20 April 2011; Revised 12 June 2011; Accepted 16 June 2011 | Rhoda J. Kinsella1*, Andreas Kähäri1, Syed Haider2, Jorge Zamora1, Glenn Proctor1, Giulietta Spudich1, Jeff Almeida-King1, Daniel Staines1, Paul Derwent1, Arnaud Kerhornou1, Paul Kersey1 and Paul Flicek1,*
The article provides a comprehensive overview of the Ensembl and Ensembl Genomes BioMarts, which are data retrieval hubs for genomic data across various taxonomic domains. The Ensembl project, launched in 2000, offers high-quality genomic resources including gene annotations, sequence alignments, and variation data for 56 species, with a focus on chordates and model organisms. The Ensembl Genomes project, initiated in 2009, extends this coverage to five additional domains: protists, bacteria, fungi, plants, and metazoa, representing 313 non-vertebrate species.

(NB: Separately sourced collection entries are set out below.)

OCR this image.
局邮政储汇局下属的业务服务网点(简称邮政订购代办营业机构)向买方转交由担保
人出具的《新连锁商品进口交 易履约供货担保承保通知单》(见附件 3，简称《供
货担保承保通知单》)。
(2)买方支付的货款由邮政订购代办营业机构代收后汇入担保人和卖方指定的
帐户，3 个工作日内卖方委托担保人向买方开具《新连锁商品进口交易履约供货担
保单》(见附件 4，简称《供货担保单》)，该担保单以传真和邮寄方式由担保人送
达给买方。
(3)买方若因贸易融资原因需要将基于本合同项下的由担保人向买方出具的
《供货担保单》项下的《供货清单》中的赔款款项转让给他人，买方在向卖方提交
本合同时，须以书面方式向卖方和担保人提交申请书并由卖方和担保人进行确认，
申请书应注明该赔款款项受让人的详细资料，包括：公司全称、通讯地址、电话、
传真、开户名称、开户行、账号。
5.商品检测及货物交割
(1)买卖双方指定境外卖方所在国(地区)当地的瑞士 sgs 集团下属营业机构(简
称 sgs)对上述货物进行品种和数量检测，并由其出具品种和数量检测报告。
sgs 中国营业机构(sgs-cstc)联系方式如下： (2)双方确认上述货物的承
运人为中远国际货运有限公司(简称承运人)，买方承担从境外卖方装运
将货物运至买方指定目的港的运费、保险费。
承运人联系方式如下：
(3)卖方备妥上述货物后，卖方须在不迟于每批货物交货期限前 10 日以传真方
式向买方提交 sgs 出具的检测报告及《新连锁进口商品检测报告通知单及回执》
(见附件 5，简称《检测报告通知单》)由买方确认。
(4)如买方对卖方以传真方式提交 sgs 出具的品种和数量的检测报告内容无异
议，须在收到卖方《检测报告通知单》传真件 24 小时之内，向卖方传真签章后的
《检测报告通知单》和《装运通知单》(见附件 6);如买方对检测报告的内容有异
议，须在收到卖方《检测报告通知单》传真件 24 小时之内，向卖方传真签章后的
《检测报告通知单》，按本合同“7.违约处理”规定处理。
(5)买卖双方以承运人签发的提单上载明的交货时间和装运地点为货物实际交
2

The BioMarts, built using the BioMart data management system, provide a flexible and fast means of querying these data. They include seven databases (three hidden and four visible) that cover gene annotations, variation data, regulatory information, and other genomic features. The BioMarts are accessible via web interfaces, APIs, and MySQL servers, and are integrated with other bioinformatics resources like InterPro, dbSNP, and Reactome.
The article also presents several query examples demonstrating the utility of the BioMarts, such as finding human genes coding for specific protein domains, identifying genomic regions affected by structural variations, and retrieving sequence information for genes of interest. Future plans include incorporating new data types and species into the BioMarts and transitioning to the new BioMart 0.8 code.The article provides a comprehensive overview of the Ensembl and Ensembl Genomes BioMarts, which are data retrieval hubs for genomic data across various taxonomic domains. The Ensembl project, launched in 2000, offers high-quality genomic resources including gene annotations, sequence alignments, and variation data for 56 species, with a focus on chordates and model organisms. The Ensembl Genomes project, initiated in 2009, extends this coverage to five additional domains: protists, bacteria, fungi, plants, and metazoa, representing 313 non-vertebrate species.
The BioMarts, built using the BioMart data management system, provide a flexible and fast means of querying these data. They include seven databases (three hidden and four visible) that cover gene annotations, variation data, regulatory information, and other genomic features. The BioMarts are accessible via web interfaces, APIs, and MySQL servers, and are integrated with other bioinformatics resources like InterPro, dbSNP, and Reactome.
The article also presents several query examples demonstrating the utility of the BioMarts, such as finding human genes coding for specific protein domains, identifying genomic regions affected by structural variations, and retrieving sequence information for genes of interest. Future plans include incorporating new data types and species into the BioMarts and transitioning to the new BioMart 0.8 code.